Ein inspirierender Dokumentarfilm, der Mut macht und Hoffnung gibt
Es gibt Filme, die kommen ganz unscheinbar daher und sind in Wirklichkeit einer der wichtigsten Beiträge auf unserem Weg in eine bessere Zukunft. Teresa Distelbergers erster Langdokumentarfilm Rettet das Dorf ist so einer. Nach Die Zukunft ist besser als ihr Ruf zeigt die junge Regisseurin einmal mehr nicht nur Problemfelder auf, sondern beleuchtet auch konkrete Möglichkeiten, die Realität von morgen mitzugestalten. Rettet das Dorf widmet sich, wie der Titel bereits vermuten lässt, Österreichs Dörfern. Seit Jahrzehnten sinkt die Bevölkerungszahl im ländlichen Raum – Schulen, Geschäfte und Gasthäuser schließen, bis keine Infrastruktur mehr vorhanden und das Dorf tot ist. So sterben nach und nach ganze Dörfer aus – und die Landflucht hält weiter an. Doch sind die Dörfer wirklich dem Untergang geweiht? Teresa Distelberger schaut genauer hin und unternimmt eine Forschungsreise zu Absiedelungstendenzen, dem Strukturwandel in ländlichen Regionen und Zukunftsvisionen dörflichen Zusammenlebens in einer globalisierten Welt.
Sie porträtiert engagierte Dorfbewohner und Dorfbewohnerinnen, die für ihr Dorf kämpfen, es zukunftsfähig machen und mit ihren Ideen weiterleben lassen. Durch diese Charaktere und gemeinsam mit ihnen versucht Distelberger Antworten zu finden auf die vielen Fragen, die das Thema aufwirft: Wie kann man das erhalten und festigen, was ein Dorf lebendig und attraktiv macht? Wie lässt sich die Landflucht aufhalten oder sogar umkehren? Welche Vorzüge und Qualitäten hat ein Dorf im 21. Jahrhundert zu bieten?

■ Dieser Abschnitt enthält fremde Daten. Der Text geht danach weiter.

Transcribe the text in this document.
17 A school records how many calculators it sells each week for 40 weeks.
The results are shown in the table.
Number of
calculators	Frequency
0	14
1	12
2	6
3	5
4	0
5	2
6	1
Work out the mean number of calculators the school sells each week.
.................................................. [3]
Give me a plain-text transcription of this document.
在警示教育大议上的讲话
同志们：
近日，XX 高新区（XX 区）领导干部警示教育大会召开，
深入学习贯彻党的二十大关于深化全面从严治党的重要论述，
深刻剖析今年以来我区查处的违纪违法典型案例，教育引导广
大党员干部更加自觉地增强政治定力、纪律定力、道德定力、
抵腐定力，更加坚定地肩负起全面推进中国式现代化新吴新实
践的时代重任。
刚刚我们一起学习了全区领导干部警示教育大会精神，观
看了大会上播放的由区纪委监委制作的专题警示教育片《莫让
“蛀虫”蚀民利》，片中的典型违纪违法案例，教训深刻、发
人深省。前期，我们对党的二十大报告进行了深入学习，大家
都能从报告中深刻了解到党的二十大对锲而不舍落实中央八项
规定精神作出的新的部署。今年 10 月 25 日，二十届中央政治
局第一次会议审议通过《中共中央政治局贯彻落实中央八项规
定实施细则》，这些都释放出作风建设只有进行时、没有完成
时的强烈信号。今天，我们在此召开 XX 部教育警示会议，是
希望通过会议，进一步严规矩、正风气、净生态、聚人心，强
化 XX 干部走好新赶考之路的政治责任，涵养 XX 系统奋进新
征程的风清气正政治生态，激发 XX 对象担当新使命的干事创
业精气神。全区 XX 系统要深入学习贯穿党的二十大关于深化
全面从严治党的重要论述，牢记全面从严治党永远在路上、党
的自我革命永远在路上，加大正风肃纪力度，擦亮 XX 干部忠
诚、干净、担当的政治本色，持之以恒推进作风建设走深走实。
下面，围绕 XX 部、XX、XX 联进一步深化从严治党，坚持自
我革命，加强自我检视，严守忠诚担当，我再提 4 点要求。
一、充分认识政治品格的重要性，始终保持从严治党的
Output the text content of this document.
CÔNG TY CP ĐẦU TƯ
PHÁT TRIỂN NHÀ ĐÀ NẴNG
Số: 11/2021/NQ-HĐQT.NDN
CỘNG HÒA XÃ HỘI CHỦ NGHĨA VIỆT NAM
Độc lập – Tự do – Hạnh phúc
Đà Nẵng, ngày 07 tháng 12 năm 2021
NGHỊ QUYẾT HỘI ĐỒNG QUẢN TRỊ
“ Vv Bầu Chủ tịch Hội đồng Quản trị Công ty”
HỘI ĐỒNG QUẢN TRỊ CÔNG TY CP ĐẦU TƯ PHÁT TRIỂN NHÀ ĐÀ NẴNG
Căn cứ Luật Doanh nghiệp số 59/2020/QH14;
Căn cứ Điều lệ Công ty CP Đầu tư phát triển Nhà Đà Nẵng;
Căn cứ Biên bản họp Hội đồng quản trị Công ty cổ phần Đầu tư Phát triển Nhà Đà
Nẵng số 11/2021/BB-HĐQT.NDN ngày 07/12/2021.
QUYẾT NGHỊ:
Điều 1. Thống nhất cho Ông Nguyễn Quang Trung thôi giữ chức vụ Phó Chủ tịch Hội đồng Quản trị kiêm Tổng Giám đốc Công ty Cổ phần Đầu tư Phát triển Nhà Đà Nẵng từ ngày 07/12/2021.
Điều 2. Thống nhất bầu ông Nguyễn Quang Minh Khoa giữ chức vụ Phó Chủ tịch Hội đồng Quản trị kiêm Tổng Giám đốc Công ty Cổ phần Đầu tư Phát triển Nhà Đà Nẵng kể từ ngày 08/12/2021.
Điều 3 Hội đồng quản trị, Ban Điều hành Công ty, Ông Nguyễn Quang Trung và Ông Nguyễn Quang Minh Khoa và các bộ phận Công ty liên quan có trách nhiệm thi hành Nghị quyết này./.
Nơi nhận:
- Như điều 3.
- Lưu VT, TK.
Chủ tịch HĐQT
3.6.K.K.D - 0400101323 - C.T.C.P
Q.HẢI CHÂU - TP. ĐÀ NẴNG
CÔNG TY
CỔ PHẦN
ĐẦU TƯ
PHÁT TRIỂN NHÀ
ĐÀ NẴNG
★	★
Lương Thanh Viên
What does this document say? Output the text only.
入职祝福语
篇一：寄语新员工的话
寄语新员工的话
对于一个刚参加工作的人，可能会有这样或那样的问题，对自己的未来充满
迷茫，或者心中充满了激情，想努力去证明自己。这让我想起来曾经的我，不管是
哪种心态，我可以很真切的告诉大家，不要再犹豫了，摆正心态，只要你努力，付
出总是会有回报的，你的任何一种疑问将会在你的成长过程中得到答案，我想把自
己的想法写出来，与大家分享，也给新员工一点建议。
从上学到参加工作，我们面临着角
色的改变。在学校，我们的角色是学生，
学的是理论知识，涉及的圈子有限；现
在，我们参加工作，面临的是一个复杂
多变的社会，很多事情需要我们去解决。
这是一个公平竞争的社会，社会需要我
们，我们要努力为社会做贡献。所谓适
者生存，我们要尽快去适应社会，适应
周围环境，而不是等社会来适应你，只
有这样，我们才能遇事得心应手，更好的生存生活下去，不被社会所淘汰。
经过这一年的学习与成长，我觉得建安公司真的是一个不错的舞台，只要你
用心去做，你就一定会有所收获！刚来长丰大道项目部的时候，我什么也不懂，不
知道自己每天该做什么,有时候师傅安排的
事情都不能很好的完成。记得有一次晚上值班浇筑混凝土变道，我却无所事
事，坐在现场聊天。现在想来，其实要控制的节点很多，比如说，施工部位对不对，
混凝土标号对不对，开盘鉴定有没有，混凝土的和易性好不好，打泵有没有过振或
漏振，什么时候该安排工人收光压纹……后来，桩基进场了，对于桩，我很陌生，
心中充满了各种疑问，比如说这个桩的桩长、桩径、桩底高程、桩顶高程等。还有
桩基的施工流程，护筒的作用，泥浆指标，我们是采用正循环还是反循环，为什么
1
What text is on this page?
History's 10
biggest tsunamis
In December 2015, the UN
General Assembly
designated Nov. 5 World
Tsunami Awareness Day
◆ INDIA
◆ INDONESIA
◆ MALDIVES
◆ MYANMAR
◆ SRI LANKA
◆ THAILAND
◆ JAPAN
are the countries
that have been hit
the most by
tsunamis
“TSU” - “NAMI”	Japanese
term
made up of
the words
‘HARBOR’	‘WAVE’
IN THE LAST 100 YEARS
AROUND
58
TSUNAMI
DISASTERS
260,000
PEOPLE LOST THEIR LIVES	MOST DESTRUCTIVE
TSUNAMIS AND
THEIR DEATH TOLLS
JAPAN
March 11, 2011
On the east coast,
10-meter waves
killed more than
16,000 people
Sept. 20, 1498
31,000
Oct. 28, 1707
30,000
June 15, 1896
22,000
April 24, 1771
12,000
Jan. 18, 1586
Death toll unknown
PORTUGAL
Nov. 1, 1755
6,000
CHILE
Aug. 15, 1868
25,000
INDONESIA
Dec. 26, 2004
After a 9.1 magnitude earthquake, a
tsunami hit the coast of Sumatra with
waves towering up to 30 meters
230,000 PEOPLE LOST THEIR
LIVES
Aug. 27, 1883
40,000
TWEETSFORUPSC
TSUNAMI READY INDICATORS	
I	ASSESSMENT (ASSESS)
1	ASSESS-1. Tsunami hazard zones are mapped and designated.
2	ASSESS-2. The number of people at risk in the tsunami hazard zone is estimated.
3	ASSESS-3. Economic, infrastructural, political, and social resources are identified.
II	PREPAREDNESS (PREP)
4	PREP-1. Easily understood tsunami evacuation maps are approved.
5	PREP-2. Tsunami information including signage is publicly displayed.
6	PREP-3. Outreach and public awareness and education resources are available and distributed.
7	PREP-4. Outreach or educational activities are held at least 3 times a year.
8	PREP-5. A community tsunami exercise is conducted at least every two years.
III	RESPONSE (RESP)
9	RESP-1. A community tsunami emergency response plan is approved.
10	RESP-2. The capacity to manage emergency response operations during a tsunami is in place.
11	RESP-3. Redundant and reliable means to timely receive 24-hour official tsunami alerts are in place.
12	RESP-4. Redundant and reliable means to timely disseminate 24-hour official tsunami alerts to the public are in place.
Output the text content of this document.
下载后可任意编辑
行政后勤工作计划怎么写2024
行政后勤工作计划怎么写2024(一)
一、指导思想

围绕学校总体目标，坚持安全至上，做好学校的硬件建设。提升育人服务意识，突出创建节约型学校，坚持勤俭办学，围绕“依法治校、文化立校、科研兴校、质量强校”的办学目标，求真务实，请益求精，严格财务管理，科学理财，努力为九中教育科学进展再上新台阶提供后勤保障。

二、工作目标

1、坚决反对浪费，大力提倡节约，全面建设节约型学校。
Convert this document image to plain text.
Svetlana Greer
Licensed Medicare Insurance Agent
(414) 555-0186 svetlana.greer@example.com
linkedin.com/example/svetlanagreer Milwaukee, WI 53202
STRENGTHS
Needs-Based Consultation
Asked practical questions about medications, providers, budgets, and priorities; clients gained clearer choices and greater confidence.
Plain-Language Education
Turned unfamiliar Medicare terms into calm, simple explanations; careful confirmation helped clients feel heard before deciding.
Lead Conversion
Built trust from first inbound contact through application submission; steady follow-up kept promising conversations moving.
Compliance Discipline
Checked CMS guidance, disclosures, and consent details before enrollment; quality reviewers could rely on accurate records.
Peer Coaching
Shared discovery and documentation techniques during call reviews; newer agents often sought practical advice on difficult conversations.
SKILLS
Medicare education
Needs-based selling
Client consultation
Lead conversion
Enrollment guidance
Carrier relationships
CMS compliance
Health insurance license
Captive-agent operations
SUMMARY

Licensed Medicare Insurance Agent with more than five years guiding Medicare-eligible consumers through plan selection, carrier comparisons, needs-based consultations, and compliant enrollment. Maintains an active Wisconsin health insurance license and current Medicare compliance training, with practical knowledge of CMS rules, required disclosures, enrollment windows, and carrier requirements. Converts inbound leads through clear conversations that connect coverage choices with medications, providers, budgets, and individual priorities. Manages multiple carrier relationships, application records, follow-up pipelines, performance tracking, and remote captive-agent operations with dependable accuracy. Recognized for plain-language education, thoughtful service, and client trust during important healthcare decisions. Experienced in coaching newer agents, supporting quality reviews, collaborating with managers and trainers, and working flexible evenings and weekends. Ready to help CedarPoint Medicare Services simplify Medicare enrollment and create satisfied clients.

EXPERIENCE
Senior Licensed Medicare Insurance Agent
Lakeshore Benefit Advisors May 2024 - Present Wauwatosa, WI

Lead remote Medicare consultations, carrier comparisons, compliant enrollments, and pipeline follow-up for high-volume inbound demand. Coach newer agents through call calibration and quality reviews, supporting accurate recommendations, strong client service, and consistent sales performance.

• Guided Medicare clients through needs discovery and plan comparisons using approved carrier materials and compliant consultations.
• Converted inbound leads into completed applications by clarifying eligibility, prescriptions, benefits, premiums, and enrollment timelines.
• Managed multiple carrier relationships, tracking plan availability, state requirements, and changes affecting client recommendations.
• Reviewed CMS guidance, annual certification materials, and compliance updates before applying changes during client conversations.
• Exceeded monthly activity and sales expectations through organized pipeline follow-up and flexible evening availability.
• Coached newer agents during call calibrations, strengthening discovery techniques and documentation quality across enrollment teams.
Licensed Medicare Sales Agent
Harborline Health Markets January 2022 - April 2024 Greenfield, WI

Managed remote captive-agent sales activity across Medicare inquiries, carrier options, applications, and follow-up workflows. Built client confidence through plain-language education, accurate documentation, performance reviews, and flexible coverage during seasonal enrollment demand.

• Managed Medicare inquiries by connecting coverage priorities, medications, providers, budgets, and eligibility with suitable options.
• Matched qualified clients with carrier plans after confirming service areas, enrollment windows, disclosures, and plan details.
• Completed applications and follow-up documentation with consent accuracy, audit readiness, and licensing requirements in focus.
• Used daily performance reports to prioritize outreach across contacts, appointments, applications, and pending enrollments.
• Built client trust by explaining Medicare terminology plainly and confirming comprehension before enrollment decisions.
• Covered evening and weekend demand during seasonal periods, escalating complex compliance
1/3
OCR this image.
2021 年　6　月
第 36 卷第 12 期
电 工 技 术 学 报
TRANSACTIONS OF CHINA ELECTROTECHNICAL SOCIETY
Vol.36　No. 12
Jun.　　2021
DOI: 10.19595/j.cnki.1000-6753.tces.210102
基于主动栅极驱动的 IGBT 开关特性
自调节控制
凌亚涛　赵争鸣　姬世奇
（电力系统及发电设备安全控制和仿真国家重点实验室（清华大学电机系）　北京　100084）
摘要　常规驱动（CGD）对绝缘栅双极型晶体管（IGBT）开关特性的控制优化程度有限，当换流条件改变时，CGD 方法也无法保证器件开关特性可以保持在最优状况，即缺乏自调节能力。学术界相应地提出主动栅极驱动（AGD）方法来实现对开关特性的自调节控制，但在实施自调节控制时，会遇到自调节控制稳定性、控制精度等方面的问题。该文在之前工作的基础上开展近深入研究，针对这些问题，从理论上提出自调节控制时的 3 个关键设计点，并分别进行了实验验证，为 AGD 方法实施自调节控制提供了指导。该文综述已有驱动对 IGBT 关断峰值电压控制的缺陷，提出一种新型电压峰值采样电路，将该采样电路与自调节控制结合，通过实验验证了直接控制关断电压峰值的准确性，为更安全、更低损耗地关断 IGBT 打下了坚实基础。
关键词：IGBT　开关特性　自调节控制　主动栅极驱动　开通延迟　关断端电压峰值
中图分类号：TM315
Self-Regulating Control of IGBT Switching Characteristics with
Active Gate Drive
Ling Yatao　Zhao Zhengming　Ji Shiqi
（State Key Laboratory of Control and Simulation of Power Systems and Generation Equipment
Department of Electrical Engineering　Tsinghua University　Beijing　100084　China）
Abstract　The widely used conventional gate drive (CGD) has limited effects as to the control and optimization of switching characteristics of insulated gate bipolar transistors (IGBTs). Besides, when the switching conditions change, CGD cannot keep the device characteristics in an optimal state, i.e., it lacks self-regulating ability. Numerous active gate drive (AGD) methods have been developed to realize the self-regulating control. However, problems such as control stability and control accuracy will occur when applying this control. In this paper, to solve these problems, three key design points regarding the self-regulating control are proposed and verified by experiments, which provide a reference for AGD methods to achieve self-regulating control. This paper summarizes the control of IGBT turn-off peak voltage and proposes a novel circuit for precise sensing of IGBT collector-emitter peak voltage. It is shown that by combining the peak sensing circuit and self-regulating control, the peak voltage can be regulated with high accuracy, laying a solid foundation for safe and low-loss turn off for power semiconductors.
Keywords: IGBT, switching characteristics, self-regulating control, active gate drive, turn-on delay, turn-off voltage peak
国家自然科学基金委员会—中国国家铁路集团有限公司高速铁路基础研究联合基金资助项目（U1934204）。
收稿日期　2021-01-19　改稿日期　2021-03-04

Und welche Potenziale bergen Dörfer für Städter, die auf der Suche nach mehr Lebensqualität sind?
Die malerischen, von Kameramann Niko Mayr eingefangenen Bilder der österreichischen Dörfer und der sie umgebenden Natur machen es dabei fast unmöglich, sich nicht (einmal mehr) in das Ländle zu verlieben und gleichzeitig eine unendliche Traurigkeit zu verspüren. Marcus Nigschs subtiler Score – eine Mischung aus wehmütiger Melancholie und zaghaftem Hoffnungsschimmer – legt sich wie ein weicher, tragender Teppich unter diese Bilder und ermöglicht es so dem Publikum, tiefer einzutauchen und stärker zu spüren, worum es hier wirklich geht. Teresa Distelberger ist übrigens einer jener Menschen, die von der Stadt wieder aufs Land ziehen wollen: Gemeinsam mit 44 anderen Erwachsenen arbeitet sie am Aufbau der Auenweide, einer alternativ finanzierten, ökosozialen Wohn-Siedlung in der niederösterreichischen Marktgemeinde Sankt Andrä-Wördern, wo Modelle für das Zusammenwohnen und -leben der Zukunft erprobt werden.